Elle ne le prit pas. Erwin en profita et se l'appropria. Les conversations des autres élèves agissaient tel un bruit de fond derrière eux. Table du coin, devant les baies vitrées et les fleurs du parterre, leur place habituelle. La lumière vive du soleil chauffait le siège en cuir. Les chaises étaient épargnées.

— Fais voir ton bleu, dit Erwin après avoir bu la moitié de sa tasse.

— Non.

William cacha son rire dans une gorgée de la boisson.

— J'ai acheté de la crème à la pharmacie.

— Comme c'est aimable, fit-elle avec un certain sarcasme.

— Tu devrais la mettre. Sinon tu vas devoir porter ces lunettes pendant au moins deux semaines.

— Il n'est pas si gros.

— Mais assez pour qu'il se voie à travers le fond de teint.

Il la connaissait trop bien. Quatre ans de relation portaient leurs fruits.

— Non.

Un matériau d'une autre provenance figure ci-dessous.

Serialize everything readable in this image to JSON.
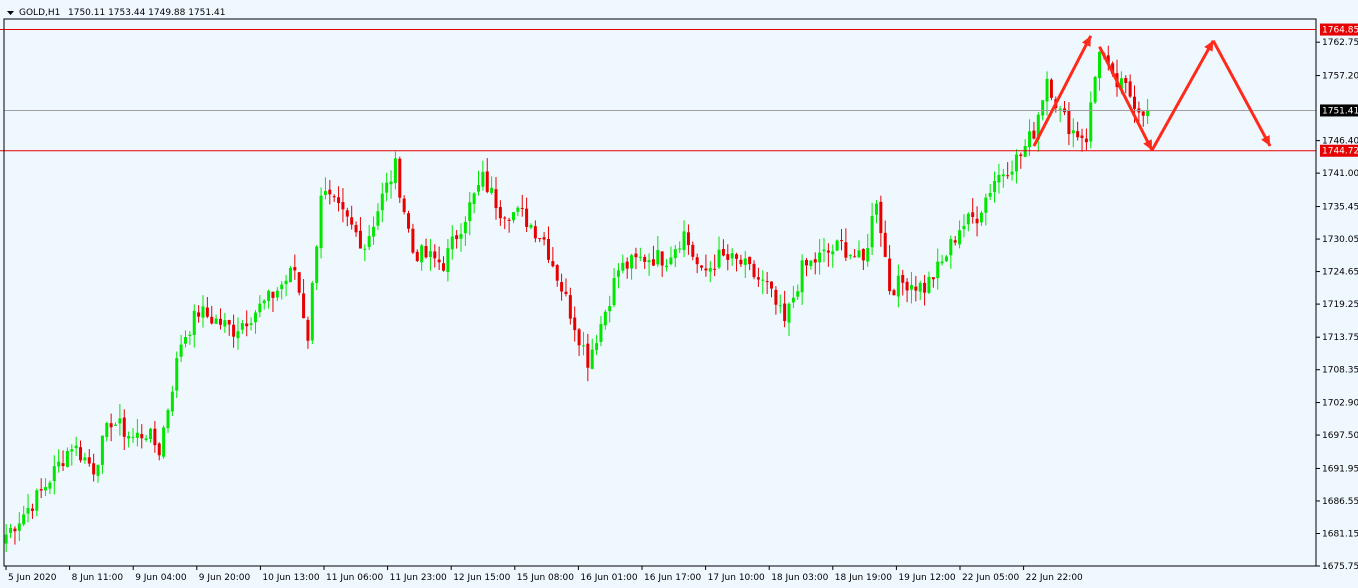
{
  "header": {
    "symbol": "GOLD,H1",
    "ohlc": "1750.11 1753.44 1749.88 1751.41"
  },
  "colors": {
    "background": "#f0f8ff",
    "bull": "#00e600",
    "bear": "#e60000",
    "level_line": "#e60000",
    "price_line": "#a0a0a0",
    "arrow": "#ff2a1a",
    "current_tag_bg": "#000000",
    "level_tag_bg": "#e60000"
  },
  "chart_data": {
    "type": "candlestick",
    "title": "GOLD,H1",
    "ylim": [
      1675.75,
      1766.6
    ],
    "y_ticks": [
      "1762.75",
      "1757.20",
      "1746.40",
      "1741.00",
      "1735.45",
      "1730.05",
      "1724.65",
      "1719.25",
      "1713.75",
      "1708.35",
      "1702.90",
      "1697.50",
      "1691.95",
      "1686.55",
      "1681.15",
      "1675.75"
    ],
    "x_ticks": [
      "5 Jun 2020",
      "8 Jun 11:00",
      "9 Jun 04:00",
      "9 Jun 20:00",
      "10 Jun 13:00",
      "11 Jun 06:00",
      "11 Jun 23:00",
      "12 Jun 15:00",
      "15 Jun 08:00",
      "16 Jun 01:00",
      "16 Jun 17:00",
      "17 Jun 10:00",
      "18 Jun 03:00",
      "18 Jun 19:00",
      "19 Jun 12:00",
      "22 Jun 05:00",
      "22 Jun 22:00"
    ],
    "current_price": "1751.41",
    "levels": [
      "1764.85",
      "1744.72"
    ],
    "anchors": [
      {
        "i": 0,
        "c": 1681
      },
      {
        "i": 8,
        "c": 1688
      },
      {
        "i": 15,
        "c": 1696
      },
      {
        "i": 20,
        "c": 1692
      },
      {
        "i": 24,
        "c": 1700
      },
      {
        "i": 29,
        "c": 1697
      },
      {
        "i": 32,
        "c": 1698
      },
      {
        "i": 35,
        "c": 1695
      },
      {
        "i": 40,
        "c": 1713
      },
      {
        "i": 44,
        "c": 1718
      },
      {
        "i": 52,
        "c": 1715
      },
      {
        "i": 60,
        "c": 1720
      },
      {
        "i": 66,
        "c": 1725
      },
      {
        "i": 69,
        "c": 1714
      },
      {
        "i": 72,
        "c": 1738
      },
      {
        "i": 78,
        "c": 1733
      },
      {
        "i": 82,
        "c": 1729
      },
      {
        "i": 86,
        "c": 1737
      },
      {
        "i": 89,
        "c": 1742
      },
      {
        "i": 93,
        "c": 1728
      },
      {
        "i": 100,
        "c": 1726
      },
      {
        "i": 105,
        "c": 1734
      },
      {
        "i": 109,
        "c": 1740
      },
      {
        "i": 113,
        "c": 1735
      },
      {
        "i": 118,
        "c": 1734
      },
      {
        "i": 123,
        "c": 1730
      },
      {
        "i": 128,
        "c": 1720
      },
      {
        "i": 133,
        "c": 1710
      },
      {
        "i": 136,
        "c": 1716
      },
      {
        "i": 140,
        "c": 1725
      },
      {
        "i": 146,
        "c": 1727
      },
      {
        "i": 151,
        "c": 1727
      },
      {
        "i": 155,
        "c": 1731
      },
      {
        "i": 159,
        "c": 1724
      },
      {
        "i": 163,
        "c": 1727
      },
      {
        "i": 168,
        "c": 1726
      },
      {
        "i": 174,
        "c": 1722
      },
      {
        "i": 178,
        "c": 1716
      },
      {
        "i": 182,
        "c": 1725
      },
      {
        "i": 186,
        "c": 1727
      },
      {
        "i": 191,
        "c": 1729
      },
      {
        "i": 196,
        "c": 1726
      },
      {
        "i": 199,
        "c": 1737
      },
      {
        "i": 202,
        "c": 1722
      },
      {
        "i": 206,
        "c": 1723
      },
      {
        "i": 210,
        "c": 1722
      },
      {
        "i": 214,
        "c": 1726
      },
      {
        "i": 218,
        "c": 1732
      },
      {
        "i": 222,
        "c": 1734
      },
      {
        "i": 226,
        "c": 1740
      },
      {
        "i": 232,
        "c": 1744
      },
      {
        "i": 235,
        "c": 1748
      },
      {
        "i": 238,
        "c": 1757
      },
      {
        "i": 241,
        "c": 1751
      },
      {
        "i": 244,
        "c": 1748
      },
      {
        "i": 247,
        "c": 1747
      },
      {
        "i": 250,
        "c": 1762
      },
      {
        "i": 253,
        "c": 1756
      },
      {
        "i": 256,
        "c": 1755
      },
      {
        "i": 259,
        "c": 1752
      },
      {
        "i": 261,
        "c": 1751.41
      }
    ],
    "annotations": {
      "arrows": [
        {
          "from": [
            235,
            1745.5
          ],
          "to": [
            248,
            1763.8
          ]
        },
        {
          "from": [
            250,
            1762.0
          ],
          "to": [
            262,
            1744.8
          ]
        },
        {
          "from": [
            262,
            1744.8
          ],
          "to": [
            276,
            1763.0
          ]
        },
        {
          "from": [
            276,
            1763.0
          ],
          "to": [
            289,
            1745.5
          ]
        }
      ]
    }
  }
}
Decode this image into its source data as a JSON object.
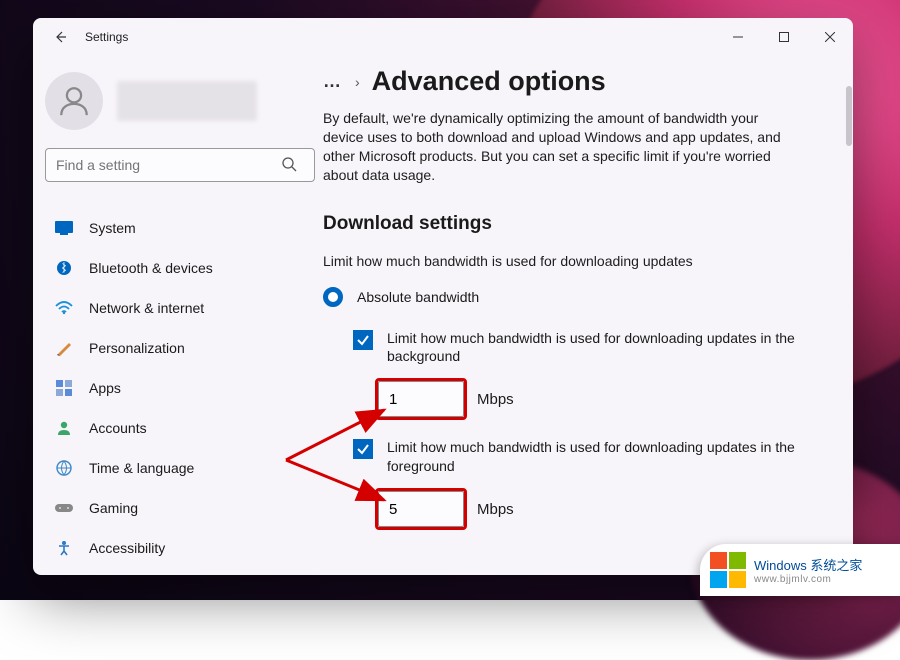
{
  "app": {
    "title": "Settings"
  },
  "search": {
    "placeholder": "Find a setting"
  },
  "sidebar": {
    "items": [
      {
        "icon": "display-icon",
        "label": "System"
      },
      {
        "icon": "bluetooth-icon",
        "label": "Bluetooth & devices"
      },
      {
        "icon": "wifi-icon",
        "label": "Network & internet"
      },
      {
        "icon": "brush-icon",
        "label": "Personalization"
      },
      {
        "icon": "apps-icon",
        "label": "Apps"
      },
      {
        "icon": "person-icon",
        "label": "Accounts"
      },
      {
        "icon": "globe-icon",
        "label": "Time & language"
      },
      {
        "icon": "gamepad-icon",
        "label": "Gaming"
      },
      {
        "icon": "accessibility-icon",
        "label": "Accessibility"
      }
    ]
  },
  "breadcrumb": {
    "ellipsis": "…",
    "chevron": "›",
    "page_title": "Advanced options"
  },
  "content": {
    "description": "By default, we're dynamically optimizing the amount of bandwidth your device uses to both download and upload Windows and app updates, and other Microsoft products. But you can set a specific limit if you're worried about data usage.",
    "section_heading": "Download settings",
    "subheading": "Limit how much bandwidth is used for downloading updates",
    "radio_absolute": "Absolute bandwidth",
    "bg_limit": {
      "label": "Limit how much bandwidth is used for downloading updates in the background",
      "value": "1",
      "unit": "Mbps"
    },
    "fg_limit": {
      "label": "Limit how much bandwidth is used for downloading updates in the foreground",
      "value": "5",
      "unit": "Mbps"
    }
  },
  "watermark": {
    "line1_a": "Windows ",
    "line1_b": "系统之家",
    "line2": "www.bjjmlv.com"
  },
  "colors": {
    "accent": "#0067c0",
    "annotation": "#d40000"
  }
}
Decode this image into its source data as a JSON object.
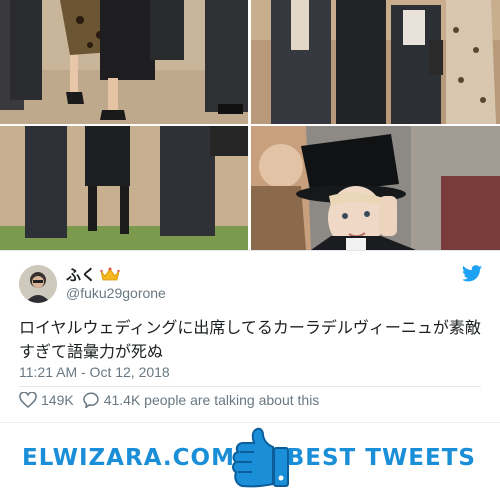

C'est juste que j'ai plus de fond teint.

Pas aussi bien alors, finalement.

— Madden, s'il te plaît, soupira-t-il d'exaspération.

— Passe-moi la crème, coupa William.

Dans le fond, Madden la voulait, mais le fait de savoir Erwin à moins de trente centimètres d'elle la mettait dans tous ses états. Dépité, Erwin la lui donna. William réussit finalement à lui faire enlever ses lunettes de soleil, ce qui prit dix bonnes minutes (il lui assurait que personne ne la verrait tournée comme elle était, elle affirmait le contraire) pour ensuite appliquer le produit. Le bleu était léger, après tout une gifle ne pouvait pas faire plus, mais il se voyait quand même. Dès l'instant où il lui toucha la joue, elle sursauta.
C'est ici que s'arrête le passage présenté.